How is it possible to have so many things, so many memories in a small, one bedroom apartment? How is it possible to have brought a collection spanning nearly 70 years to this final waypoint? And why?
Because. Combat. Battle. Memories. Treasures.

But it was never really about the things. My sister and I knew it. Mom knew it. It was the memory we attached to every precious thing. It was the nickels and dimes saved carefully, weekly, monthly to buy them. It was the strain of feeding six kids and a menagerie of creatures large and small. It was the minister’s salary. It was not having enough money to buy a cup of coffee at the cafe. It was hand-me-down clothes. It was baking bread and cooking porridge for five in chairs, three on a bench.
It was not the knife. It was not the ceramic figurine. It was not the tiny-diamond engagement ring afforded only after 25 years of marriage. It was the effort, the patience required to save and then buy. To scrimp. To save by cutting coupons. To shop for groceries at three different stores to save on three different sales.

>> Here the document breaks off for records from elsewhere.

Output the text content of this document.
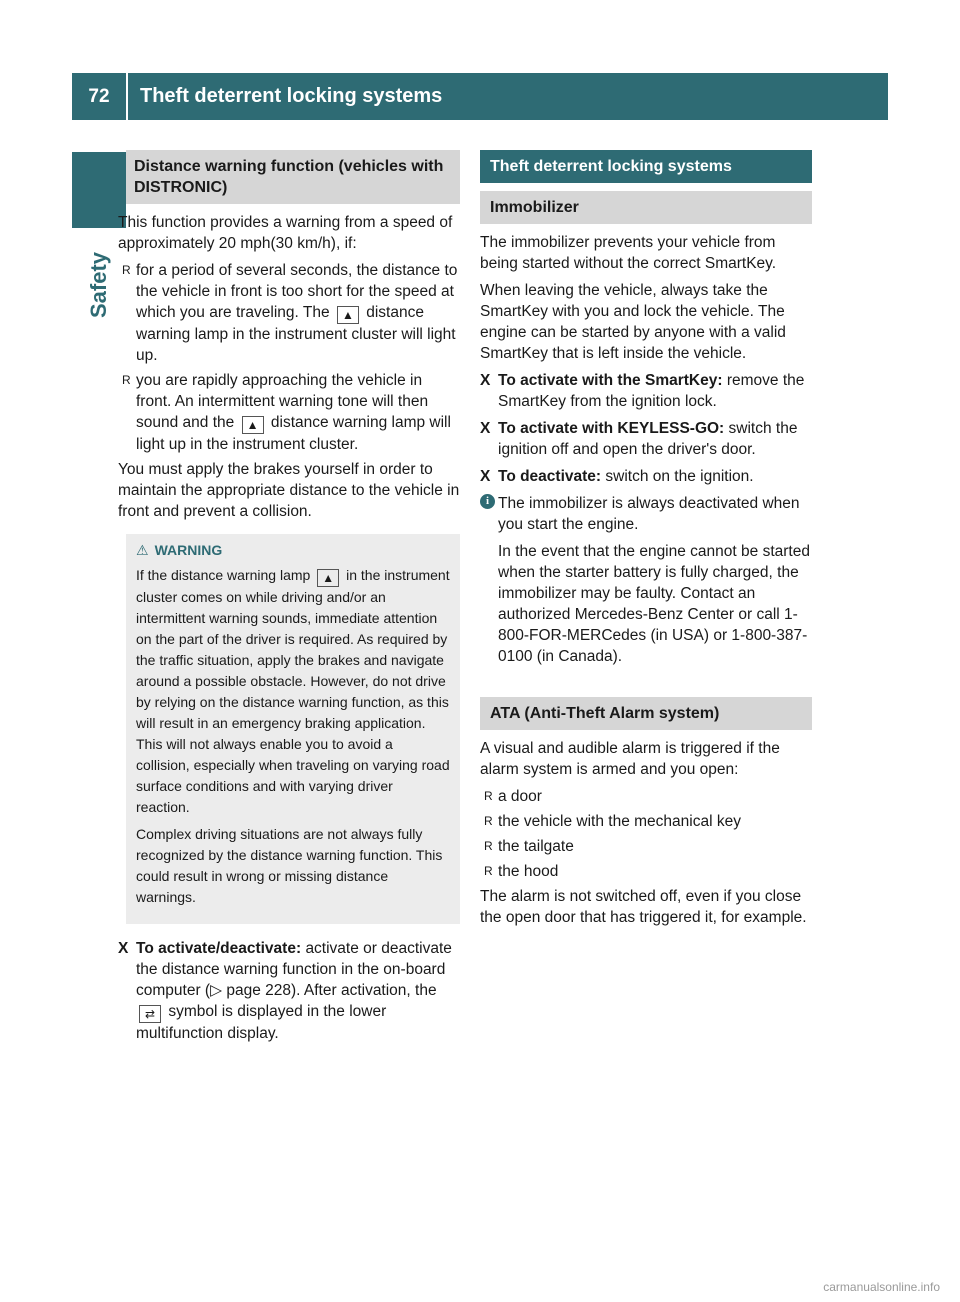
72	Theft deterrent locking systems
Safety
Distance warning function (vehicles with DISTRONIC)

This function provides a warning from a speed of approximately 20 mph(30 km/h), if:

R for a period of several seconds, the distance to the vehicle in front is too short for the speed at which you are traveling. The ▲ distance warning lamp in the instrument cluster will light up.
R you are rapidly approaching the vehicle in front. An intermittent warning tone will then sound and the ▲ distance warning lamp will light up in the instrument cluster.

You must apply the brakes yourself in order to maintain the appropriate distance to the vehicle in front and prevent a collision.

⚠ WARNING

If the distance warning lamp ▲ in the instrument cluster comes on while driving and/or an intermittent warning sounds, immediate attention on the part of the driver is required. As required by the traffic situation, apply the brakes and navigate around a possible obstacle. However, do not drive by relying on the distance warning function, as this will result in an emergency braking application. This will not always enable you to avoid a collision, especially when traveling on varying road surface conditions and with varying driver reaction.

Complex driving situations are not always fully recognized by the distance warning function. This could result in wrong or missing distance warnings.

X To activate/deactivate: activate or deactivate the distance warning function in the on-board computer (▷ page 228). After activation, the ⇄ symbol is displayed in the lower multifunction display.
Theft deterrent locking systems
Immobilizer

The immobilizer prevents your vehicle from being started without the correct SmartKey.

When leaving the vehicle, always take the SmartKey with you and lock the vehicle. The engine can be started by anyone with a valid SmartKey that is left inside the vehicle.

X To activate with the SmartKey: remove the SmartKey from the ignition lock.
X To activate with KEYLESS-GO: switch the ignition off and open the driver's door.
X To deactivate: switch on the ignition.
i The immobilizer is always deactivated when you start the engine.

In the event that the engine cannot be started when the starter battery is fully charged, the immobilizer may be faulty. Contact an authorized Mercedes-Benz Center or call 1-800-FOR-MERCedes (in USA) or 1-800-387-0100 (in Canada).

ATA (Anti-Theft Alarm system)

A visual and audible alarm is triggered if the alarm system is armed and you open:

R a door
R the vehicle with the mechanical key
R the tailgate
R the hood

The alarm is not switched off, even if you close the open door that has triggered it, for example.

carmanualsonline.info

It was not the plate or the coffee grinder. It was not the table or the candlestick.
Who sat at the table? Who laughed? Who argued? Who shared? Who did not? Who wept? Whose birthday songs were sung? Didn’t her own dad make those candlesticks?

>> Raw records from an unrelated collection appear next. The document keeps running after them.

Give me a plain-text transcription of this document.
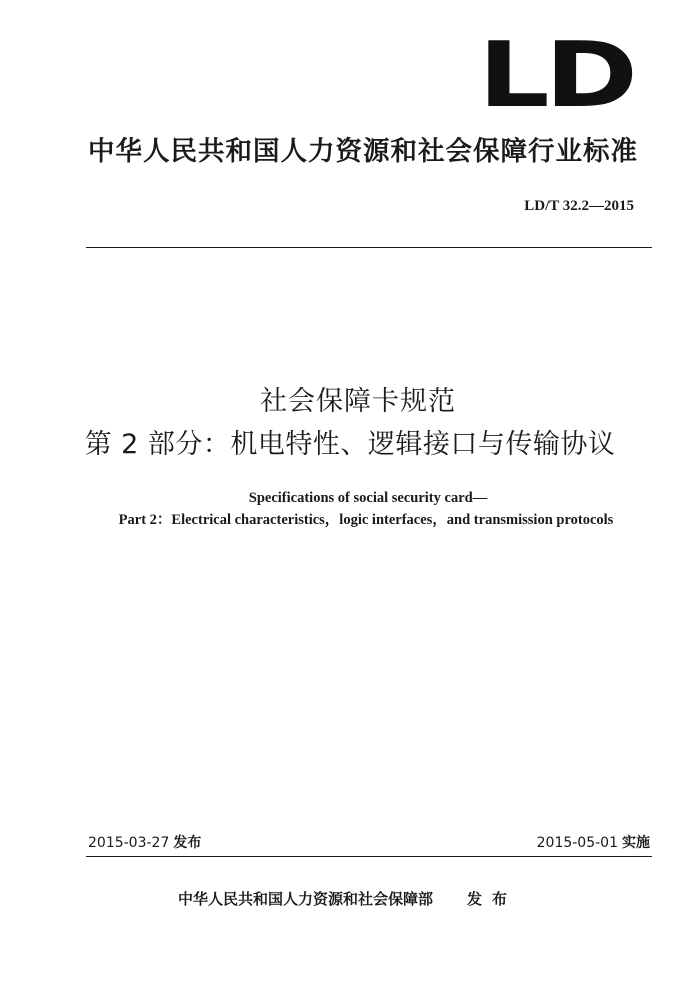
LD
中华人民共和国人力资源和社会保障行业标准
LD/T 32.2—2015
社会保障卡规范
第 2 部分：机电特性、逻辑接口与传输协议
Specifications of social security card—
Part 2：Electrical characteristics，logic interfaces，and transmission protocols
2015-03-27 发布	2015-05-01 实施
中华人民共和国人力资源和社会保障部 发布
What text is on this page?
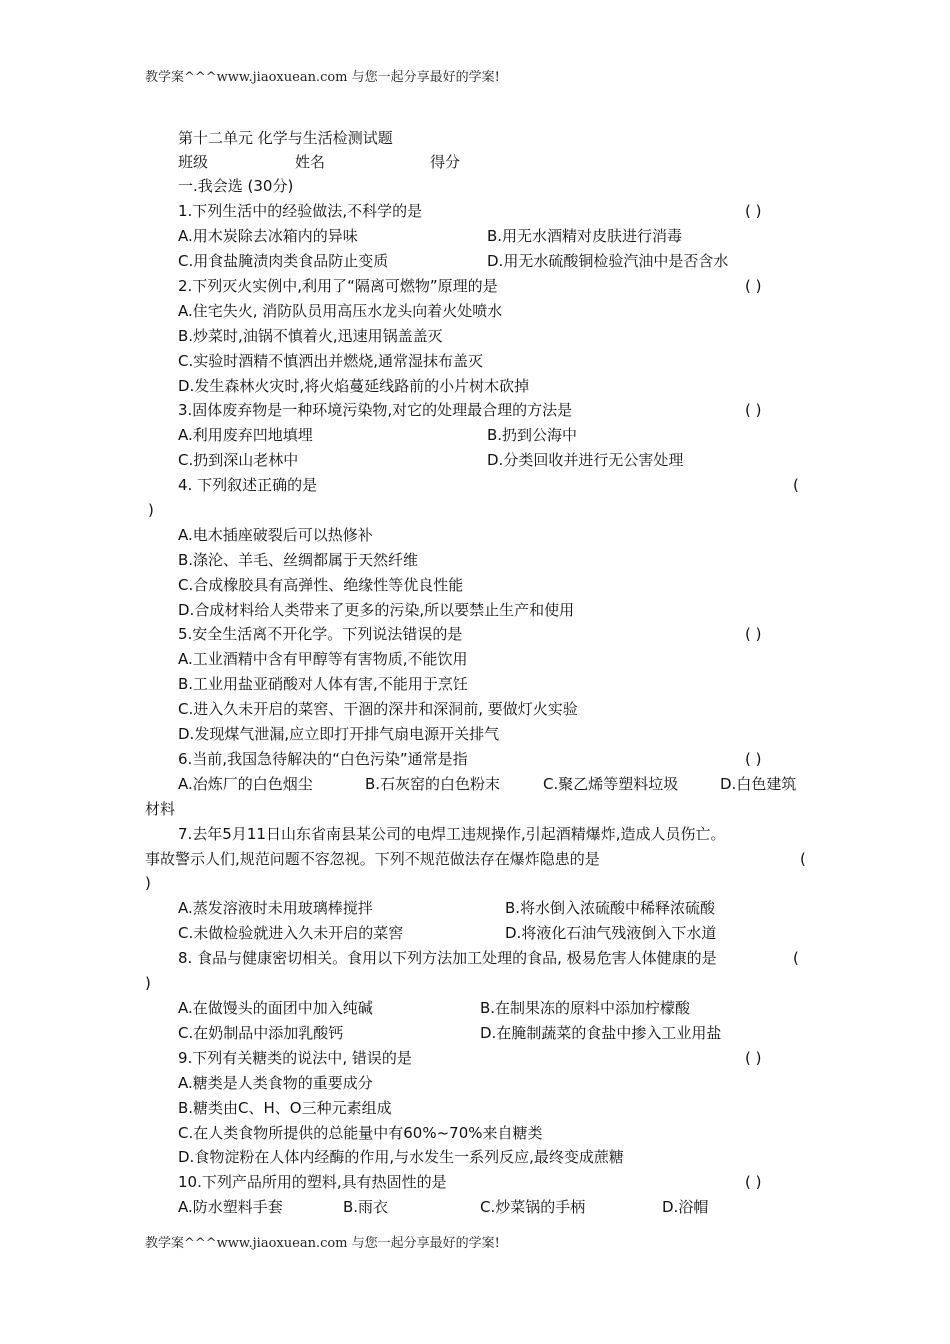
教学案^^^www.jiaoxuean.com 与您一起分享最好的学案!
第十二单元 化学与生活检测试题
班级	姓名	得分
一.我会选 (30分)
1.下列生活中的经验做法,不科学的是	( )
A.用木炭除去冰箱内的异味	B.用无水酒精对皮肤进行消毒
C.用食盐腌渍肉类食品防止变质	D.用无水硫酸铜检验汽油中是否含水
2.下列灭火实例中,利用了“隔离可燃物”原理的是	( )
A.住宅失火, 消防队员用高压水龙头向着火处喷水
B.炒菜时,油锅不慎着火,迅速用锅盖盖灭
C.实验时酒精不慎洒出并燃烧,通常湿抹布盖灭
D.发生森林火灾时,将火焰蔓延线路前的小片树木砍掉
3.固体废弃物是一种环境污染物,对它的处理最合理的方法是	( )
A.利用废弃凹地填埋	B.扔到公海中
C.扔到深山老林中	D.分类回收并进行无公害处理
4. 下列叙述正确的是	(
)
A.电木插座破裂后可以热修补
B.涤沦、羊毛、丝绸都属于天然纤维
C.合成橡胶具有高弹性、绝缘性等优良性能
D.合成材料给人类带来了更多的污染,所以要禁止生产和使用
5.安全生活离不开化学。下列说法错误的是	( )
A.工业酒精中含有甲醇等有害物质,不能饮用
B.工业用盐亚硝酸对人体有害,不能用于烹饪
C.进入久未开启的菜窖、干涸的深井和深洞前, 要做灯火实验
D.发现煤气泄漏,应立即打开排气扇电源开关排气
6.当前,我国急待解决的“白色污染”通常是指	( )
A.冶炼厂的白色烟尘	B.石灰窑的白色粉末	C.聚乙烯等塑料垃圾	D.白色建筑
材料
7.去年5月11日山东省南县某公司的电焊工违规操作,引起酒精爆炸,造成人员伤亡。
事故警示人们,规范问题不容忽视。下列不规范做法存在爆炸隐患的是	(
)
A.蒸发溶液时未用玻璃棒搅拌	B.将水倒入浓硫酸中稀释浓硫酸
C.未做检验就进入久未开启的菜窖	D.将液化石油气残液倒入下水道
8. 食品与健康密切相关。食用以下列方法加工处理的食品, 极易危害人体健康的是	(
)
A.在做馒头的面团中加入纯碱	B.在制果冻的原料中添加柠檬酸
C.在奶制品中添加乳酸钙	D.在腌制蔬菜的食盐中掺入工业用盐
9.下列有关糖类的说法中, 错误的是	( )
A.糖类是人类食物的重要成分
B.糖类由C、H、O三种元素组成
C.在人类食物所提供的总能量中有60%~70%来自糖类
D.食物淀粉在人体内经酶的作用,与水发生一系列反应,最终变成蔗糖
10.下列产品所用的塑料,具有热固性的是	( )
A.防水塑料手套	B.雨衣	C.炒菜锅的手柄	D.浴帽
教学案^^^www.jiaoxuean.com 与您一起分享最好的学案!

And here I am, cleaning, packing, removing all evidence that Lois lived here. In less than a month someone else will breathe this air. Someone else will sit with their coffee in the warm morning light, looking out to the Okanagan hills, to the soon coming Spring. Someone else’s walker will roll right down the hall to the elevator, or left down the hall to the laundry.
I realize in this moment that I am neither packing nor cleaning. I am letting go. I am relinquishing my hold on that which was never mine. It was never my mom’s. At best, it was borrowed.

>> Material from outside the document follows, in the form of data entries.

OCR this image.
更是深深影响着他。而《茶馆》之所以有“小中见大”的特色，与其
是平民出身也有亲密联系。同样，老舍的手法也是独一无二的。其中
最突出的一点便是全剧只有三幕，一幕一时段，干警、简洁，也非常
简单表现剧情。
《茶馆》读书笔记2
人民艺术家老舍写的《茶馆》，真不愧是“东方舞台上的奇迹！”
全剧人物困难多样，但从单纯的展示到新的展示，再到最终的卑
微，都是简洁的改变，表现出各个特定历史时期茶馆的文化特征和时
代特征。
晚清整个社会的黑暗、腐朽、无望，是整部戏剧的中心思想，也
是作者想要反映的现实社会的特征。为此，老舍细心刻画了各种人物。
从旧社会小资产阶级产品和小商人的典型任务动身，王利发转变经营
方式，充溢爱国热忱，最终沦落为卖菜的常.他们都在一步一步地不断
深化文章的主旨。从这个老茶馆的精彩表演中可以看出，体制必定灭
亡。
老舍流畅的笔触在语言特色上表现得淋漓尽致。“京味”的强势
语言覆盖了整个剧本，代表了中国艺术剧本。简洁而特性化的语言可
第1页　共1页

I am allowing the universe to do what the universe does. It renews. It refreshes. It lets go of the old to make room for the new. It invites us all to slip quietly into the stream of what was, the stream that makes possible all that will be.

Someone else’s memories will move in: their books, their candlesticks, their basket full of well loved clothes, a favorite straggle-thread sweater, a treasure-filled past collecting dust on the shelf. These remembrances are the ripples through the ages that will not be stilled, that will sing their silent songs long after we are done.
Many of these things will become thrift store thoughts.
But for those who are silent, who will bend an ear, for those who will listen to spirits long departed, these treasures will soon become deep, forgotten dreams. They will become flickers of those who have come and have gone, lately departed to realms unknown. They will be old. They will become new again, but not in the hands of Lois.